Under the direction of Merle Myerson, MD, EdD, Director of the St. Luke’s Roosevelt Center for Cardiovascular Disease Prevention, and Director of the Cardiology Section of the Spencer Cox Center for Health, patients with HIV are being closely monitored and treated for heart disease and stroke. In fact, cardiovascular care has become increasingly critical to the overall health of HIV patients, as more of them live well into their 70s and 80s.

Michael P. Mullen, MD, directs the Mount Sinai Health System’s six outpatient HIV clinics throughout Manhattan. They treat approximately 10,000 HIV patients, making it one of the largest health programs of its kind in the country, and the largest in New York State, with the most diverse population. According to the New York City Department of Health and Mental Hygiene, the city remains the epicenter of the U.S. HIV epidemic with 72 of every 100,000 New Yorkers infected, versus 23 per 100,000 people nationally.

“Having HIV should be recognized as a risk factor for cardiovascular disease the way it is with diabetes,” says Dr. Myerson. “Today, there are no medical guidelines that tell us how cholesterol should be handled for patients living with HIV. There is a lot more that we have to know.”

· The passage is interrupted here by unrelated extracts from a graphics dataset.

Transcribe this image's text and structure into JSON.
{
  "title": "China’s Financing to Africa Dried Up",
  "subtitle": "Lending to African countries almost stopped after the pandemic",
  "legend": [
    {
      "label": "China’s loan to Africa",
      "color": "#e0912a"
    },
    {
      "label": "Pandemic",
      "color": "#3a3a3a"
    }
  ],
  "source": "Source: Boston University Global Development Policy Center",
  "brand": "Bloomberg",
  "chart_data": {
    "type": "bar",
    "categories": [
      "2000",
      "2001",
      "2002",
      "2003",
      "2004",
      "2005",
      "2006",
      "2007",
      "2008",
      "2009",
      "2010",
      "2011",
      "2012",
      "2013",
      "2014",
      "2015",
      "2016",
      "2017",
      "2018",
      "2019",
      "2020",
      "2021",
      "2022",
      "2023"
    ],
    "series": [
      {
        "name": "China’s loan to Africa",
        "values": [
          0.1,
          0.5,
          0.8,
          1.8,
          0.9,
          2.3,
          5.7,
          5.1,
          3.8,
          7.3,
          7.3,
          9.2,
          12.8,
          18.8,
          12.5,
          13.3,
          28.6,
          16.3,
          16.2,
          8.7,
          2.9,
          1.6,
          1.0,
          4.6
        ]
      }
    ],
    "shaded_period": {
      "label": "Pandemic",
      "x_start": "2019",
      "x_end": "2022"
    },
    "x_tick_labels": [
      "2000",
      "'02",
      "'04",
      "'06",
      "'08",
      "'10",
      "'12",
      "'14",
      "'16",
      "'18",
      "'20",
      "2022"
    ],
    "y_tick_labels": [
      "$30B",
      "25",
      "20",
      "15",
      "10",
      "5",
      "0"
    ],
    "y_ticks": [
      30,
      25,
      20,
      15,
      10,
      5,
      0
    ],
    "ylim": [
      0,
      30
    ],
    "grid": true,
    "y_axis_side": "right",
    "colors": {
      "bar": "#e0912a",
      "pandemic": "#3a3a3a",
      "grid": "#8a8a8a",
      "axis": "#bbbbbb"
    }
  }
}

HIV patients are believed to be at greater risk for cardiovascular disease for several reasons. The antiretroviral medications they take, particularly protease inhibitors, are believed to adversely affect lipid levels. Patients with HIV also tend to smoke cigarettes at a higher proportion than the general population, and they are now living to an age where heart disease is more prevalent.

Dr. Myerson has set up a program where patients with severe heart failure and coronary artery disease can be closely monitored through frequent doctor and nurse-practitioner visits, so that interventions can take place before patients seek emergency care. Her team has been able to reduce frequent emergency room visits and hospital admissions.

Mount Sinai is uniquely poised to be a leader in preventing cardiovascular disease in HIV patients,” says Dr. Myerson. This is due to the Health System’s expertise in heart disease treatment and prevention, and its large and diverse HIV patient population, which allows for high-quality research.